Scientists found that aneuploid cancer cells were highly sensitive to the perturbation of the mitotic checkpoint — a so-called cellular mechanism which ensures proper separation of chromosomes during cell division.
“That enabled us to identify unique vulnerabilities of the aneuploid cells that we went on and characterized in depth at the molecular and cellular level,” Ben-David said.
“We found that if you inhibit the proteins of these pathways, the aneuploid cells are more sensitive to this interference than normal cells … therefore, they make for attractive targets for drug discovery and drug development.”
The research has important implications for future cancer treatments and personalized medicine.
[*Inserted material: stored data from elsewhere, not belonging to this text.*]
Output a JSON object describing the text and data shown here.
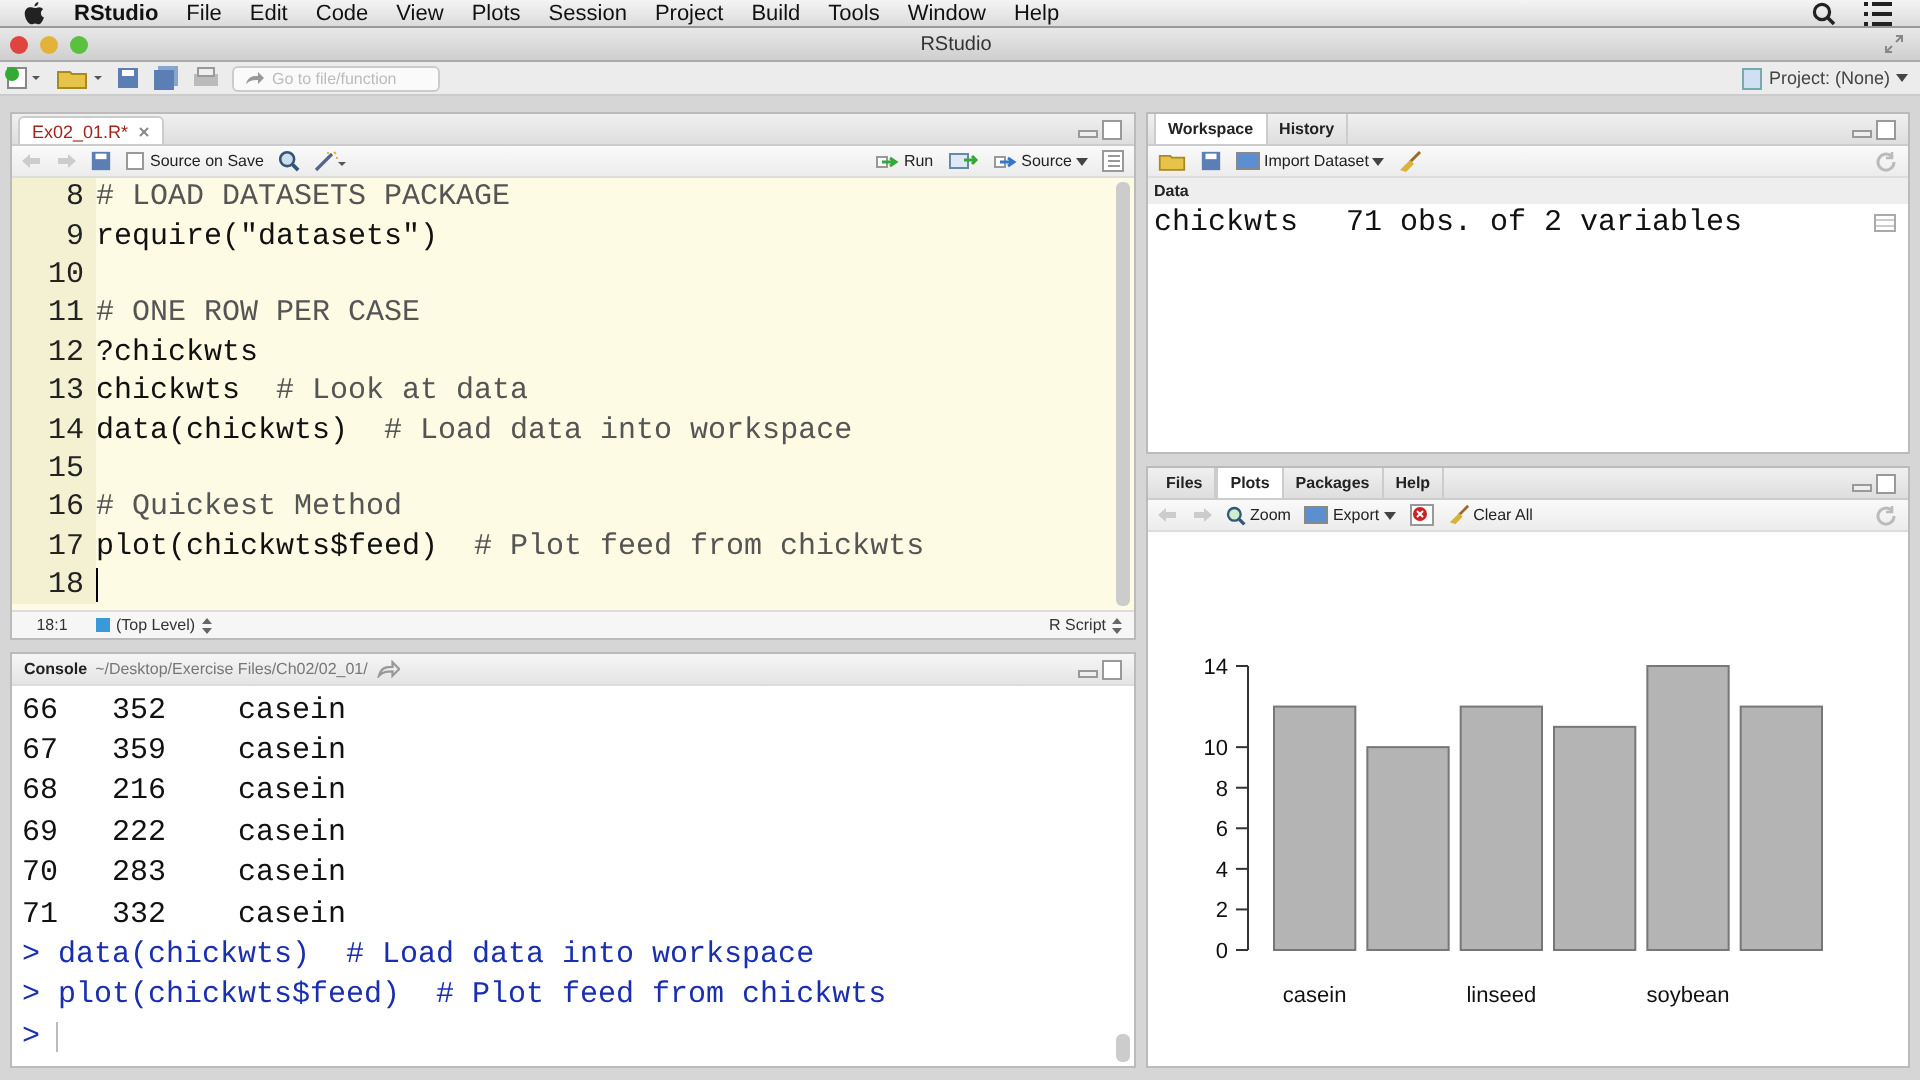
{
  "menubar": {
    "app": "RStudio",
    "items": [
      "File",
      "Edit",
      "Code",
      "View",
      "Plots",
      "Session",
      "Project",
      "Build",
      "Tools",
      "Window",
      "Help"
    ]
  },
  "window": {
    "title": "RStudio"
  },
  "toolbar": {
    "goto_placeholder": "Go to file/function",
    "project": "Project: (None)"
  },
  "editor": {
    "tabs": [
      {
        "label": "Ex02_01.R*",
        "selected": true
      }
    ],
    "source_on_save": {
      "label": "Source on Save",
      "checked": false
    },
    "run": "Run",
    "source": "Source",
    "lines": [
      {
        "number": "8",
        "comment": "# LOAD DATASETS PACKAGE"
      },
      {
        "number": "9",
        "code": "require(\"datasets\")"
      },
      {
        "number": "10"
      },
      {
        "number": "11",
        "comment": "# ONE ROW PER CASE"
      },
      {
        "number": "12",
        "code": "?chickwts"
      },
      {
        "number": "13",
        "code": "chickwts  ",
        "comment": "# Look at data"
      },
      {
        "number": "14",
        "code": "data(chickwts)  ",
        "comment": "# Load data into workspace"
      },
      {
        "number": "15"
      },
      {
        "number": "16",
        "comment": "# Quickest Method"
      },
      {
        "number": "17",
        "code": "plot(chickwts$feed)  ",
        "comment": "# Plot feed from chickwts"
      },
      {
        "number": "18"
      }
    ],
    "cursor": "18:1",
    "scope": "(Top Level)",
    "filetype": "R Script"
  },
  "console": {
    "title": "Console",
    "path": "~/Desktop/Exercise Files/Ch02/02_01/",
    "lines": [
      {
        "kind": "output",
        "text": "66   352    casein"
      },
      {
        "kind": "output",
        "text": "67   359    casein"
      },
      {
        "kind": "output",
        "text": "68   216    casein"
      },
      {
        "kind": "output",
        "text": "69   222    casein"
      },
      {
        "kind": "output",
        "text": "70   283    casein"
      },
      {
        "kind": "output",
        "text": "71   332    casein"
      },
      {
        "kind": "command",
        "text": "> data(chickwts)  # Load data into workspace"
      },
      {
        "kind": "command",
        "text": "> plot(chickwts$feed)  # Plot feed from chickwts"
      },
      {
        "kind": "prompt",
        "text": ">"
      }
    ]
  },
  "workspace": {
    "tabs": [
      {
        "label": "Workspace",
        "selected": true
      },
      {
        "label": "History",
        "selected": false
      }
    ],
    "import": "Import Dataset",
    "section": "Data",
    "rows": [
      {
        "name": "chickwts",
        "description": "71 obs. of 2 variables"
      }
    ]
  },
  "plots": {
    "tabs": [
      {
        "label": "Files",
        "selected": false
      },
      {
        "label": "Plots",
        "selected": true
      },
      {
        "label": "Packages",
        "selected": false
      },
      {
        "label": "Help",
        "selected": false
      }
    ],
    "zoom": "Zoom",
    "export": "Export",
    "clear": "Clear All",
    "chart_data": {
      "type": "bar",
      "categories": [
        "casein",
        null,
        "linseed",
        null,
        "soybean",
        null
      ],
      "values": [
        12,
        10,
        12,
        11,
        14,
        12
      ],
      "ylim": [
        0,
        14
      ],
      "yticks": [
        0,
        2,
        4,
        6,
        8,
        10,
        14
      ]
    }
  }
}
At the moment, several drugs that inhibit or delay the separation of chromosomes are in clinical trials but researchers have been unable to identify which patients would respond to them or not.
Ben-David’s study suggests that aneuploidy could help scientists determine an individual’s response to these drugs.
Furthermore, honing in on these chromosomal abnormalities also could lead to the development of more effective cancer treatments in the future, since doctors could test for aneuploidy and craft a treatment accordingly.
Dr. Yael Cohen-Sharir, of Tel Aviv University’s Department of Human Molecular Genetics and Biochemistry, is the lead author of the study. Cohen-Sharir, who manages Ben-David’s lab, called the research groundbreaking.
“Aneuploidy is very, very difficult to study,” she told The Media Line. “It affects so many genes at once.”
Cohen-Sharir emphasized that the current study was carried out on cells in culture and not on actual tumors, and that further follow-up research needs to be done. The next step for researchers, she said, is to attempt to replicate the findings on mice.
As for Ben-David, he is optimistic that harnessing the unique characteristics of aneuploidy could eventually lead to the Holy Grail of cancer research: finding a way to kill malignant cells without harming healthy cells in the body.
“Killing cancer cells is very easy: You can pour bleach on them and they will die, but the hard part is to do it without killing normal cells,” he said.
Ben-David says that, as far as he knows, this is the first time that aneuploidy was systematically evaluated in human cancer cells. “This is why it’s a major breakthrough,” he said.